The Swedish fashion and homewares chain plans to implement a cost-saving programme from the second half of 2023 worth around two billion Swedish krona (£160 million).
The company posted pre-tax profits of 689 million krona (£56 million) for the third quarter, plummeting from the 6.1 billion krona (£500 million) reported in the same period last year.
Exiting Russia explains half of this decline in profits, while “many other external challenges also made their mark on the quarter”, bosses said.
This includes higher raw materials and freight prices, supply delays and a stronger US dollar resulting in cost increases for buying American goods.
It also took a hit from higher energy prices and increased costs from customer deliveries.
H&M paused all sales in Russia soon after the war in Ukraine commenced in March, before selling off the last of its stock in July in order to fully wind down the business.
Shutting shop in Russia, where it had about 6,000 employees, cost the retailer 2.1 billion Swedish krona (£170 million), it revealed on Thursday.
Furthermore, its gross margin was 49%, meaning it retained about half of the revenue it generated during the latest quarter.
But its sales were up by 3% compared with the same three months in 2021, and jumped by 13% in the first nine months of the year.
H&M’s chief executive Helena Helmersson said sales growth provides “important proof” that the group is growing “even when customers’ purchasing power is decreasing”.
Rising inflation has eaten away at household’s disposable incomes which many retailers have blamed for declining sales in recent months.

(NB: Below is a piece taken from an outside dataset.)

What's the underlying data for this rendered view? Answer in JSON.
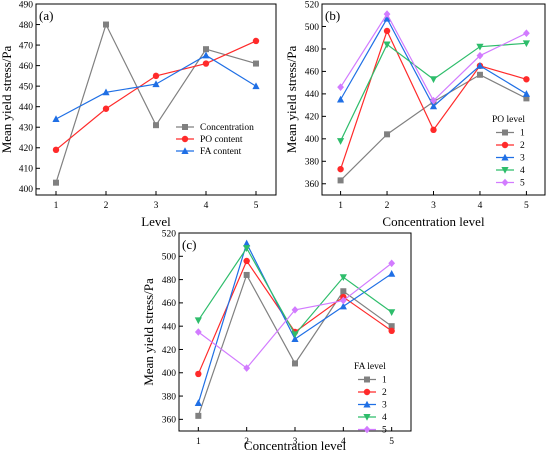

The UK’s inflation rate was 9.9% in August and is expected to hit 13% later this year, the Bank of England has warned.
Ms Helmersson added: “In common with the rest of the industry, sales were weak in many of our major markets at the start of the period.
“Sales then gradually improved, despite a heatwave in several European countries and some remaining delays in the supply of goods.

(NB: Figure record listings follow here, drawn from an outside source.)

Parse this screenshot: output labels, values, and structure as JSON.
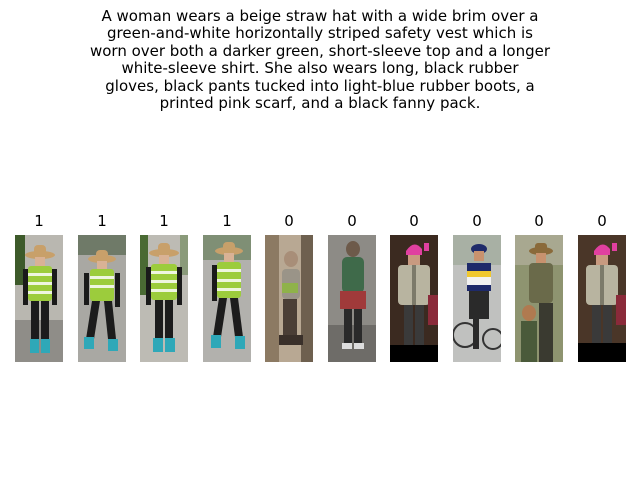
{
  "caption": {
    "lines": [
      "A woman wears a beige straw hat with a wide brim over a",
      "green-and-white horizontally striped safety vest which is",
      "worn over both a darker green, short-sleeve top and a longer",
      "white-sleeve shirt. She also wears long, black rubber",
      "gloves, black pants tucked into light-blue rubber boots, a",
      "printed pink scarf, and a black fanny pack."
    ]
  },
  "gallery": [
    {
      "label": "1",
      "icon": "woman-straw-hat-safety-vest-photo"
    },
    {
      "label": "1",
      "icon": "woman-straw-hat-safety-vest-photo"
    },
    {
      "label": "1",
      "icon": "woman-straw-hat-safety-vest-photo"
    },
    {
      "label": "1",
      "icon": "woman-straw-hat-safety-vest-photo"
    },
    {
      "label": "0",
      "icon": "blurred-pedestrian-photo"
    },
    {
      "label": "0",
      "icon": "pedestrian-green-backpack-photo"
    },
    {
      "label": "0",
      "icon": "man-pink-hat-jacket-photo"
    },
    {
      "label": "0",
      "icon": "cyclist-striped-shirt-photo"
    },
    {
      "label": "0",
      "icon": "man-hat-with-child-photo"
    },
    {
      "label": "0",
      "icon": "man-pink-hat-jacket-photo"
    }
  ],
  "colors": {
    "vest": "#9ccc3c",
    "straw_hat": "#c8a06a",
    "boots": "#2fa8b8",
    "pink_hat": "#e040a0"
  }
}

“Increased raw materials and freight prices as well as a stronger US dollar resulted in substantial cost increases for purchases of goods.

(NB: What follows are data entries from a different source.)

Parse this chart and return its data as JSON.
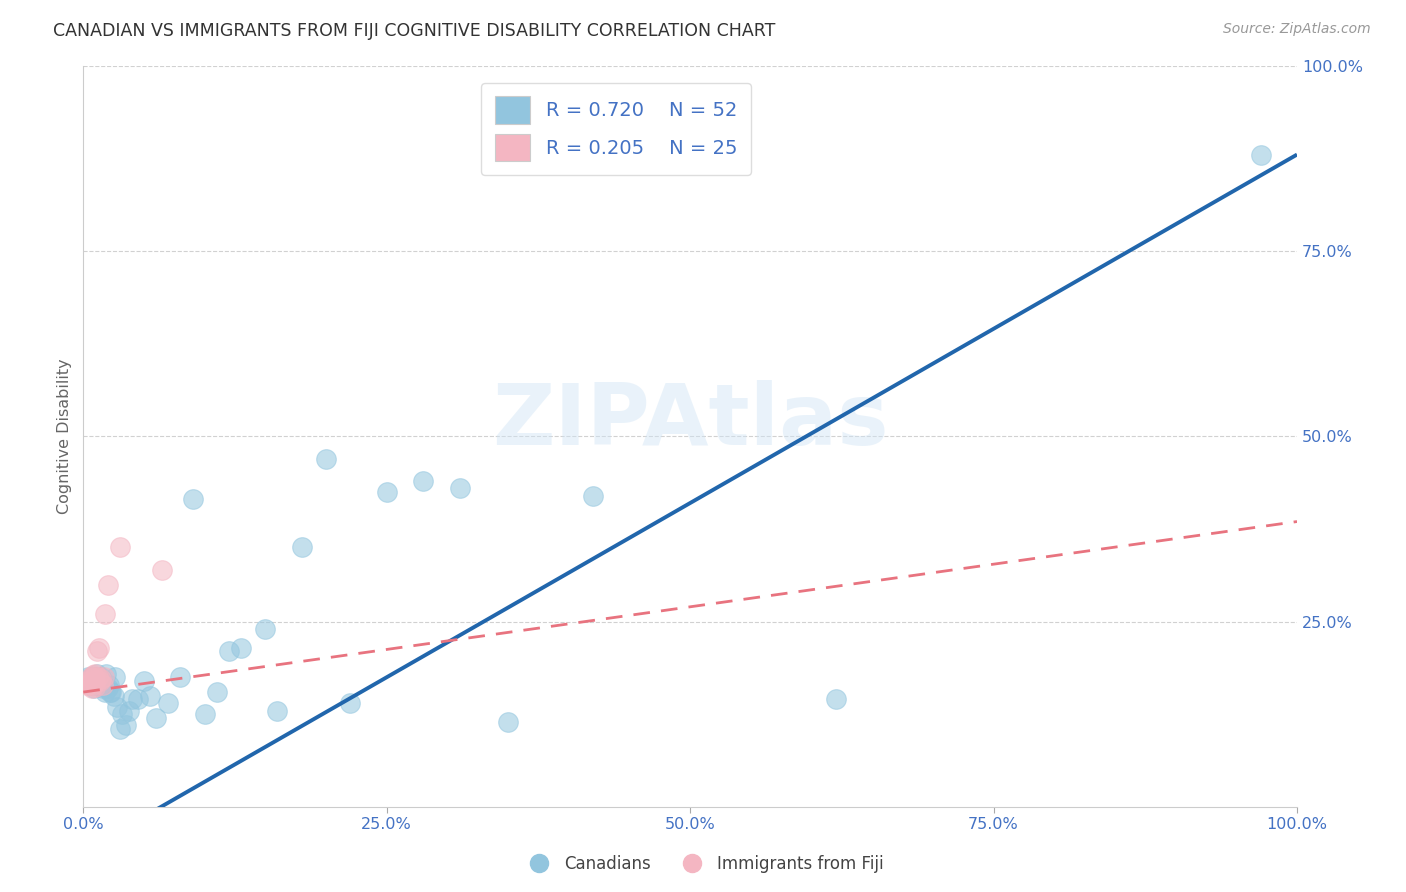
{
  "title": "CANADIAN VS IMMIGRANTS FROM FIJI COGNITIVE DISABILITY CORRELATION CHART",
  "source": "Source: ZipAtlas.com",
  "ylabel": "Cognitive Disability",
  "xlim": [
    0,
    1.0
  ],
  "ylim": [
    0,
    1.0
  ],
  "xticks": [
    0.0,
    0.25,
    0.5,
    0.75,
    1.0
  ],
  "xtick_labels": [
    "0.0%",
    "25.0%",
    "50.0%",
    "75.0%",
    "100.0%"
  ],
  "yticks": [
    0.25,
    0.5,
    0.75,
    1.0
  ],
  "ytick_labels": [
    "25.0%",
    "50.0%",
    "75.0%",
    "100.0%"
  ],
  "watermark": "ZIPAtlas",
  "legend_r1": "R = 0.720",
  "legend_n1": "N = 52",
  "legend_r2": "R = 0.205",
  "legend_n2": "N = 25",
  "blue_color": "#92c5de",
  "pink_color": "#f4b6c2",
  "blue_line_color": "#2166ac",
  "pink_line_color": "#e8737f",
  "canadians_x": [
    0.004,
    0.006,
    0.007,
    0.008,
    0.009,
    0.01,
    0.01,
    0.011,
    0.012,
    0.012,
    0.013,
    0.014,
    0.015,
    0.016,
    0.017,
    0.018,
    0.019,
    0.02,
    0.021,
    0.022,
    0.023,
    0.025,
    0.026,
    0.028,
    0.03,
    0.032,
    0.035,
    0.038,
    0.04,
    0.045,
    0.05,
    0.055,
    0.06,
    0.07,
    0.08,
    0.09,
    0.1,
    0.11,
    0.12,
    0.13,
    0.15,
    0.16,
    0.18,
    0.2,
    0.22,
    0.25,
    0.28,
    0.31,
    0.35,
    0.42,
    0.62,
    0.97
  ],
  "canadians_y": [
    0.175,
    0.175,
    0.17,
    0.165,
    0.16,
    0.165,
    0.175,
    0.18,
    0.17,
    0.175,
    0.165,
    0.17,
    0.175,
    0.16,
    0.165,
    0.155,
    0.18,
    0.16,
    0.165,
    0.155,
    0.155,
    0.15,
    0.175,
    0.135,
    0.105,
    0.125,
    0.11,
    0.13,
    0.145,
    0.145,
    0.17,
    0.15,
    0.12,
    0.14,
    0.175,
    0.415,
    0.125,
    0.155,
    0.21,
    0.215,
    0.24,
    0.13,
    0.35,
    0.47,
    0.14,
    0.425,
    0.44,
    0.43,
    0.115,
    0.42,
    0.145,
    0.88
  ],
  "fiji_x": [
    0.003,
    0.004,
    0.005,
    0.006,
    0.006,
    0.007,
    0.007,
    0.008,
    0.008,
    0.009,
    0.009,
    0.01,
    0.01,
    0.01,
    0.011,
    0.012,
    0.013,
    0.014,
    0.015,
    0.016,
    0.017,
    0.018,
    0.02,
    0.03,
    0.065
  ],
  "fiji_y": [
    0.165,
    0.17,
    0.165,
    0.168,
    0.175,
    0.16,
    0.172,
    0.178,
    0.165,
    0.17,
    0.175,
    0.162,
    0.168,
    0.18,
    0.21,
    0.175,
    0.215,
    0.17,
    0.172,
    0.165,
    0.175,
    0.26,
    0.3,
    0.35,
    0.32
  ],
  "blue_line_x": [
    0.0,
    1.0
  ],
  "blue_line_y": [
    -0.06,
    0.88
  ],
  "pink_line_x": [
    0.0,
    1.0
  ],
  "pink_line_y": [
    0.155,
    0.385
  ]
}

“We have chosen not to fully compensate for the increased costs, which is reflected in the gross margin.
“Overall, these factors had a substantial negative impact on profit for the quarter.
Victoria Scholar, head of investment at Interactive Investor said: “Sky-high inflation, squeezed household budgets, sliding consumer confidence and one-off costs from exiting Russia have created a perfect storm for H&M’s profitability which fell sharply along with margins.”